His chest hurt, he was visibly irritated and tired. Their small grandson, normally kept out of his way by his doting nurses, was playing noisily near his feet and he’d had another quarrel with Macduff; his younger son’s quietness was now revealing itself as a stubborn arrogance.

It was a long time since Malcolm had spent so much time under the same roof as his wife, and she too had begun to irritate him. The night before he had found himself impotent again. It was her fault – she was old; unattractive. What he needed was a younger woman. And a woman who was faithful. At first he hadn’t believed the rumours, but quietly, over the months, he had watched and now he was sure. He didn’t know when the affair had started, but by God she wasn’t going to make a fool of him any more.

‘I have to go.’ She pulled on her gloves. ‘You don’t normally argue about the way I run your estates. Nor do you complain about the results. Your estates are worth nearly ?500 each year under my management!’

‘I know, I know, I just don’t want you to go now.’

‘I have to go now.’ She was hungry for Donald, a physical yearning which she could not fight.

‘I forbid it.’ Malcolm stood up and put his hand to his chest, wincing.

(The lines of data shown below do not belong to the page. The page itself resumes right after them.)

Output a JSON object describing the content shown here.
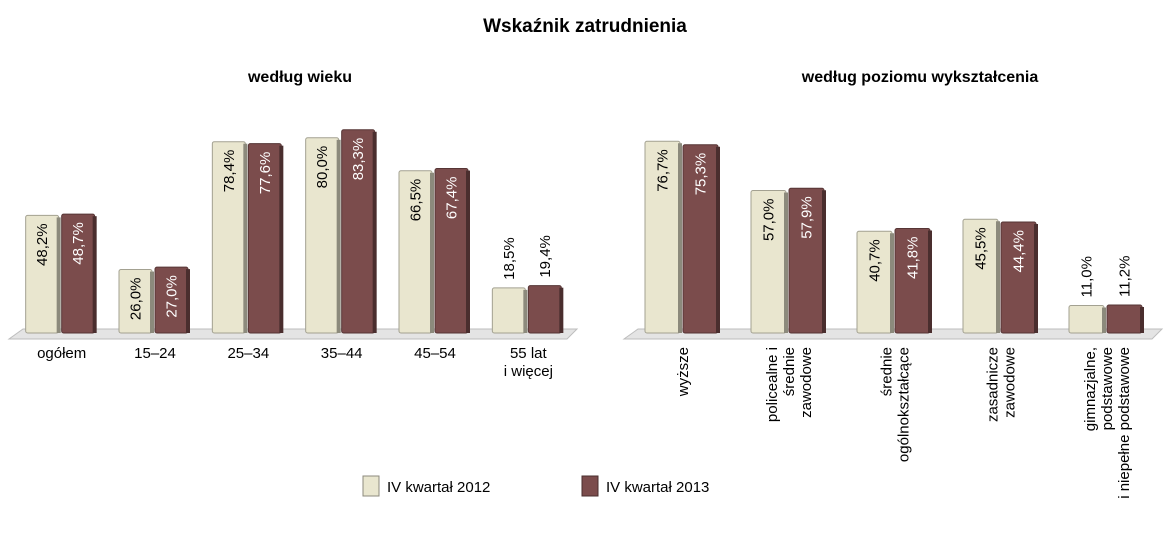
{
  "title": "Wskaźnik zatrudnienia",
  "legend": {
    "position": "bottom"
  },
  "chart_data": [
    {
      "type": "bar",
      "title": "według wieku",
      "categories": [
        [
          "ogółem"
        ],
        [
          "15–24"
        ],
        [
          "25–34"
        ],
        [
          "35–44"
        ],
        [
          "45–54"
        ],
        [
          "55 lat",
          "i więcej"
        ]
      ],
      "ylim": [
        0,
        100
      ],
      "series": [
        {
          "name": "IV kwartał 2012",
          "color": "#e9e6cf",
          "values": [
            48.2,
            26.0,
            78.4,
            80.0,
            66.5,
            18.5
          ],
          "value_labels": [
            "48,2%",
            "26,0%",
            "78,4%",
            "80,0%",
            "66,5%",
            "18,5%"
          ]
        },
        {
          "name": "IV kwartał 2013",
          "color": "#7b4c4c",
          "values": [
            48.7,
            27.0,
            77.6,
            83.3,
            67.4,
            19.4
          ],
          "value_labels": [
            "48,7%",
            "27,0%",
            "77,6%",
            "83,3%",
            "67,4%",
            "19,4%"
          ]
        }
      ]
    },
    {
      "type": "bar",
      "title": "według poziomu wykształcenia",
      "categories": [
        [
          "wyższe"
        ],
        [
          "policealne i",
          "średnie",
          "zawodowe"
        ],
        [
          "średnie",
          "ogólnokształcące"
        ],
        [
          "zasadnicze",
          "zawodowe"
        ],
        [
          "gimnazjalne,",
          "podstawowe",
          "i niepełne podstawowe"
        ]
      ],
      "ylim": [
        0,
        100
      ],
      "series": [
        {
          "color": "#e9e6cf",
          "values": [
            76.7,
            57.0,
            40.7,
            45.5,
            11.0
          ],
          "value_labels": [
            "76,7%",
            "57,0%",
            "40,7%",
            "45,5%",
            "11,0%"
          ]
        },
        {
          "color": "#7b4c4c",
          "values": [
            75.3,
            57.9,
            41.8,
            44.4,
            11.2
          ],
          "value_labels": [
            "75,3%",
            "57,9%",
            "41,8%",
            "44,4%",
            "11,2%"
          ]
        }
      ]
    }
  ]
}
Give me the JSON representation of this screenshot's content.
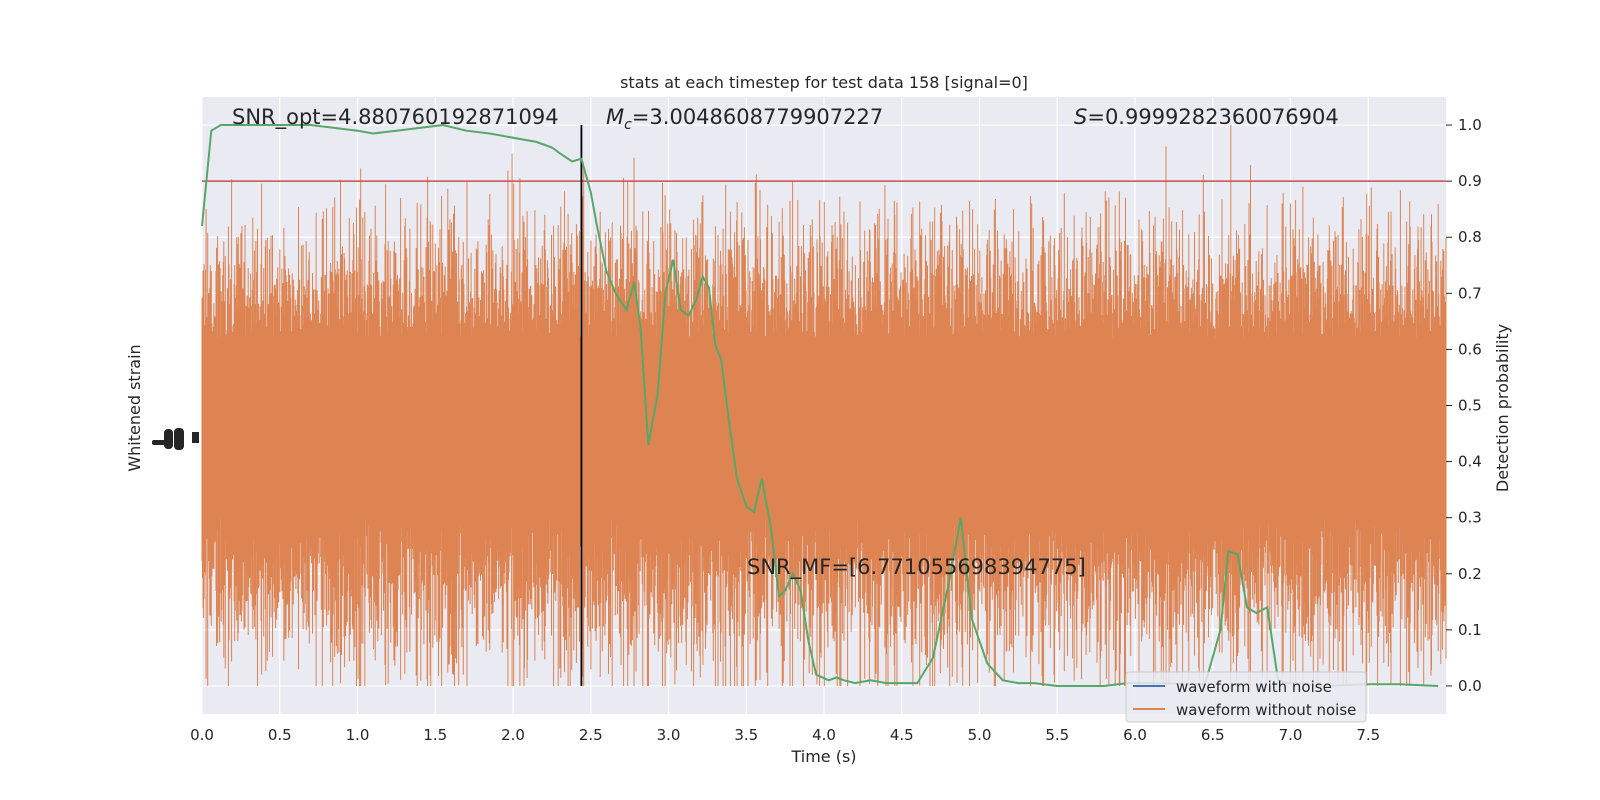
{
  "chart_data": {
    "type": "line",
    "title": "stats at each timestep for test data 158 [signal=0]",
    "xlabel": "Time (s)",
    "ylabel_left": "Whitened strain",
    "ylabel_right": "Detection probability",
    "xlim": [
      0,
      8
    ],
    "ylim_right": [
      -0.05,
      1.05
    ],
    "xticks": [
      "0.0",
      "0.5",
      "1.0",
      "1.5",
      "2.0",
      "2.5",
      "3.0",
      "3.5",
      "4.0",
      "4.5",
      "5.0",
      "5.5",
      "6.0",
      "6.5",
      "7.0",
      "7.5"
    ],
    "yticks_right": [
      "0.0",
      "0.1",
      "0.2",
      "0.3",
      "0.4",
      "0.5",
      "0.6",
      "0.7",
      "0.8",
      "0.9",
      "1.0"
    ],
    "grid": true,
    "legend_position": "lower-right",
    "annotations": {
      "snr_opt": "SNR_opt=4.880760192871094",
      "mc_symbol": "M",
      "mc_sub": "c",
      "mc_value": "=3.0048608779907227",
      "s_symbol": "S",
      "s_value": "=0.9999282360076904",
      "snr_mf": "SNR_MF=[6.771055698394775]"
    },
    "threshold": 0.9,
    "merger_time": 2.44,
    "series": [
      {
        "name": "waveform with noise",
        "color": "#4c72b0"
      },
      {
        "name": "waveform without noise",
        "color": "#dd8452"
      }
    ],
    "probability": {
      "color": "#55a868",
      "x": [
        0.0,
        0.06,
        0.12,
        0.25,
        0.4,
        0.55,
        0.7,
        0.85,
        1.0,
        1.1,
        1.25,
        1.4,
        1.55,
        1.7,
        1.85,
        1.95,
        2.05,
        2.15,
        2.25,
        2.3,
        2.38,
        2.44,
        2.5,
        2.54,
        2.6,
        2.66,
        2.73,
        2.78,
        2.82,
        2.87,
        2.93,
        2.98,
        3.03,
        3.08,
        3.13,
        3.18,
        3.22,
        3.26,
        3.3,
        3.34,
        3.39,
        3.44,
        3.5,
        3.55,
        3.6,
        3.66,
        3.71,
        3.75,
        3.8,
        3.85,
        3.9,
        3.95,
        4.03,
        4.08,
        4.13,
        4.2,
        4.3,
        4.4,
        4.5,
        4.6,
        4.7,
        4.8,
        4.88,
        4.95,
        5.05,
        5.15,
        5.25,
        5.35,
        5.5,
        5.8,
        5.95,
        6.1,
        6.3,
        6.45,
        6.55,
        6.6,
        6.66,
        6.72,
        6.78,
        6.85,
        6.92,
        6.98,
        7.05,
        7.2,
        7.5,
        7.7,
        7.95
      ],
      "y": [
        0.82,
        0.99,
        1.0,
        1.0,
        1.0,
        1.0,
        1.0,
        0.995,
        0.99,
        0.985,
        0.99,
        0.995,
        1.0,
        0.99,
        0.985,
        0.98,
        0.975,
        0.97,
        0.96,
        0.95,
        0.935,
        0.94,
        0.88,
        0.82,
        0.74,
        0.7,
        0.67,
        0.72,
        0.64,
        0.43,
        0.52,
        0.7,
        0.76,
        0.67,
        0.66,
        0.69,
        0.73,
        0.71,
        0.61,
        0.58,
        0.47,
        0.37,
        0.32,
        0.31,
        0.37,
        0.28,
        0.16,
        0.17,
        0.2,
        0.17,
        0.08,
        0.02,
        0.01,
        0.015,
        0.01,
        0.005,
        0.01,
        0.005,
        0.005,
        0.005,
        0.05,
        0.18,
        0.3,
        0.12,
        0.04,
        0.01,
        0.005,
        0.005,
        0.0,
        0.0,
        0.005,
        0.005,
        0.004,
        0.003,
        0.1,
        0.24,
        0.235,
        0.14,
        0.13,
        0.14,
        0.01,
        0.005,
        0.005,
        0.0,
        0.003,
        0.003,
        0.0
      ]
    }
  }
}
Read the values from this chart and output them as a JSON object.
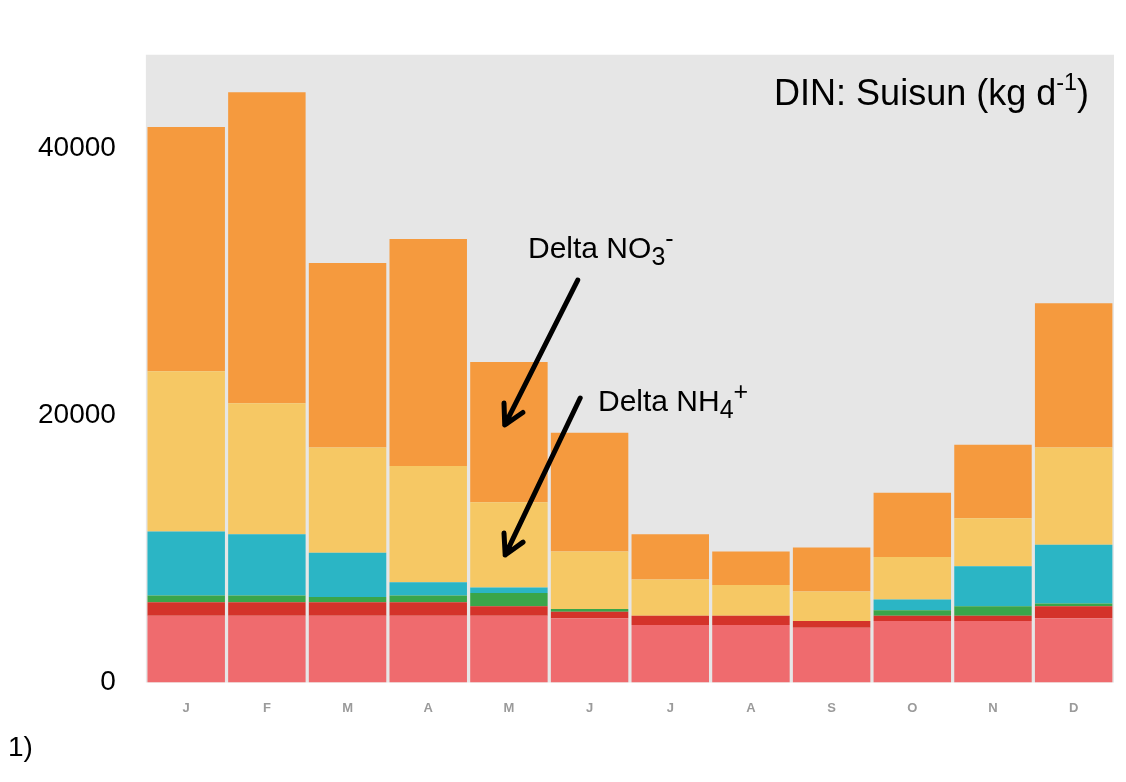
{
  "chart_data": {
    "type": "bar",
    "title": "DIN: Suisun (kg d$^{-1}$)",
    "stacked": true,
    "legend": false,
    "grid": false,
    "categories": [
      "J",
      "F",
      "M",
      "A",
      "M",
      "J",
      "J",
      "A",
      "S",
      "O",
      "N",
      "D"
    ],
    "ylim": [
      0,
      47000
    ],
    "yticks": [
      0,
      20000,
      40000
    ],
    "series": [
      {
        "color": "#ef6b6e",
        "values": [
          5000,
          5000,
          5000,
          5000,
          5000,
          4800,
          4300,
          4300,
          4100,
          4600,
          4600,
          4800
        ]
      },
      {
        "color": "#d4332a",
        "values": [
          1000,
          1000,
          1000,
          1000,
          700,
          500,
          700,
          700,
          500,
          400,
          400,
          900
        ]
      },
      {
        "color": "#3aa54a",
        "values": [
          500,
          500,
          400,
          500,
          1000,
          200,
          null,
          null,
          null,
          400,
          700,
          200
        ]
      },
      {
        "color": "#2bb5c5",
        "values": [
          4800,
          4600,
          3300,
          1000,
          400,
          null,
          null,
          null,
          null,
          800,
          3000,
          4400
        ]
      },
      {
        "color": "#f6c864",
        "values": [
          12000,
          9800,
          7900,
          8700,
          6400,
          4300,
          2700,
          2300,
          2200,
          3200,
          3600,
          7300
        ]
      },
      {
        "color": "#f59a3e",
        "values": [
          18300,
          23300,
          13800,
          17000,
          10500,
          8900,
          3400,
          2500,
          3300,
          4800,
          5500,
          10800
        ]
      }
    ],
    "annotations": [
      "Delta NO$_{3}$$^{-}$",
      "Delta NH$_{4}$$^{+}$",
      "1)"
    ]
  }
}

‘You forbid it?’ She stared at him. ‘You can’t!’

‘I can and I do, you are my wife, you will obey me.’ His colour was rising. ‘Take that brat away!’ he said to Duncan’s nurses. ‘And you, boy,’ he yelled at his younger son, ‘go and tell them to put your mother’s horses away.’

Macduff hesitated.

‘Did you hear me?’ Malcolm turned on him in a fury. ‘I have forbidden your mother to go out. And do you know why? Do you want to know the real reason why?’ He turned on her. ‘Did you think I didn’t know? Did you think I would never find out? All this care for my estates! All this meek, dutiful quartering of the lands of Fife! At every stop your lover is waiting for you with his poems and his kisses!’

He raised his hand as though to strike her, then he turned away. ‘You are a whore, madam. You’ve been a whore all your life; first with the king – while you were still married to Lord Chester, for all I know – then…’

‘Then with you,’ Eleyne’s voice cut in like a whiplash. ‘You made me a whore, Malcolm, when you married me bigamously. And if Robert hadn’t died when he did, I would have been a whore to this day, with your connivance.’ She noticed with horror that Macduff was still standing in the room, his face white with shock. Her heart turned over with guilt.

‘Go away, please. Your father and I have to talk.’

Macduff ran towards her. ‘Please, mama, the whole castle is listening!’ Already the boy was conscious of the need to keep silent before the household; the need to keep the rift between his parents hidden. He was nearly in tears. ‘Don’t quarrel!’ Behind him in the body of the hall a dozen people had paused in their tasks to listen.

‘Then the whole castle can find out the truth!’ Malcolm roared furiously. ‘Enough is enough!’ He stopped, then staggered a step backwards. A strange look of puzzlement appeared on his face.

‘Malcolm?’ Eleyne put out her hand. He had clutched at his throat. ‘Malcolm, what is it?’ He stumbled to his knees and before their appalled eyes fell to the floor and lay still.